Wie ernst es ist, machte ver.di durch fortgesetzte Arbeitsniederlegungen selbst in der Hauptferienzeit deutlich. Und das zeigt Wirkung. So informierte der Metro-Konzern in seinem Finanzbericht für das erste Halbjahr, dass die Streiks in den SB-Warenhäusern von real,- sowie bei Galeria Kaufhof das wirtschaftliche Ergebnis (EBIT) beeinträchtigt haben. "Trotz des massiven Einsatzes von Leiharbeitskräften, Aushilfen und zwangsversetzen Führungskräften", kommentiert ver.di dieses Eingeständnis. Bei den beiden Metro-Töchtern waren zur selben Zeit weitere Arbeitskämpfe in Vorbereitung. Zu den bisherigen Höhepunkten in Nordrhein-Westfalen gehört ein landesweiter Ausstand mit rund 2000 Streikenden an 50 real,-Standorten.

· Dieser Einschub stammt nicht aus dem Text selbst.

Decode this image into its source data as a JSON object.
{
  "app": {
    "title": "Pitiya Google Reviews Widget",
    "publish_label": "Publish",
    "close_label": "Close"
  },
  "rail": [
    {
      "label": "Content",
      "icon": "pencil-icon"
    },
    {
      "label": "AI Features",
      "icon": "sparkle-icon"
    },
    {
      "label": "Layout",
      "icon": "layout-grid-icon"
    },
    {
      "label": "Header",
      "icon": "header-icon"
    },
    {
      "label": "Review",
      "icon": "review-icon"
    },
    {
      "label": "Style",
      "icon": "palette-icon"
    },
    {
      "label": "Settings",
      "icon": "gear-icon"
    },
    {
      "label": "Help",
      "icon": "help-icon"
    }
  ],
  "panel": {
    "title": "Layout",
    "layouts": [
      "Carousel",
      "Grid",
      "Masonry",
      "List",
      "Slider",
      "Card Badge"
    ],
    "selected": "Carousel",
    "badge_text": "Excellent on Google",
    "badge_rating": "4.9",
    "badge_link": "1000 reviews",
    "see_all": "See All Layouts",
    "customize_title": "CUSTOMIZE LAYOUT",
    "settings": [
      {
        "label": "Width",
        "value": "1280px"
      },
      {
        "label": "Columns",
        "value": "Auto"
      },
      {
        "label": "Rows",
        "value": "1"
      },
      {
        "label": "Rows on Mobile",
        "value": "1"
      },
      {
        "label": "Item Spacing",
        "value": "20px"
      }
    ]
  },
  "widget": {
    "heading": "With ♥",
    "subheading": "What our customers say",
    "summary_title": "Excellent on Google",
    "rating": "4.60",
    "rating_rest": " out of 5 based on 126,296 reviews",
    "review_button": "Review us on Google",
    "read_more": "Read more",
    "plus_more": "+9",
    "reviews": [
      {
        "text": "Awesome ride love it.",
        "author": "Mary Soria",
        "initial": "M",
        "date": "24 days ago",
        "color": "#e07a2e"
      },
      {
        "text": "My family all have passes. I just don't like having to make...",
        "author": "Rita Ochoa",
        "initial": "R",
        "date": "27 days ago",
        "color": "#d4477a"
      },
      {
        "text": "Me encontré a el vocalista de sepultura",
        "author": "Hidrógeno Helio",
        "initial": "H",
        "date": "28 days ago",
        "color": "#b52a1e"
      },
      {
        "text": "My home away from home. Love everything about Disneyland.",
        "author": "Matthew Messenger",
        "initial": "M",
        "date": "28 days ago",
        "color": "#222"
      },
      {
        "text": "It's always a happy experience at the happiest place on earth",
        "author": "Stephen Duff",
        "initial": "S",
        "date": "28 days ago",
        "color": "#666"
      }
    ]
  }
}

Sehr viele Aktivitäten sind auch bei Kaufland, dem unmittelbaren Konkurrenten von real,- im Bereich der großen SB-Filialen, zu verzeichnen. An einer Kundgebung vor der Zentrale in Neckar-sulm beteiligten sich Ende Juni rund 1500 Streikende aus Baden-Württemberg und weiteren Bundesländern. Vorstandsmitglied Stefanie Nutzenberger kündigte dort für ver.di an, künftig noch stärker gegen Firmen vorzugehen, die aus der Tarifbindung flüchten. "Die Arbeitgeber des Handels planen die Durchsetzung von Armutslöhnen", warnte der baden-württembergische Streik- und Verhandlungsführer Bernhard Franke. Doch dagegen wehren sich immer mehr Beschäftigte. Viele Händler haben inzwischen freiwillige Erhöhungen von 2,5 Prozent veranlasst, um der Tarifbewegung den Wind aus den Segeln zu nehmen. Doch dafür ist das Konfliktpotenzial zu groß.
Schon jetzt sind Niedriglöhne im Einzelhandel weit verbreitet. Nach Auskunft der Bundesregierung bekommen 34 Prozent der Beschäftigten in Geschäften mit zehn Leuten und mehr einen Brutto-Stundenverdienst unter zehn Euro. Rund 21 Prozent erhalten weniger als 8,50 Euro. 300 000 Einzelhandelsbeschäftigte werden sogar mit weniger als fünf Euro pro Stunde abgespeist. Rund 150 000 müssen ihr Arbeitseinkommen mit Hartz IV aufstocken.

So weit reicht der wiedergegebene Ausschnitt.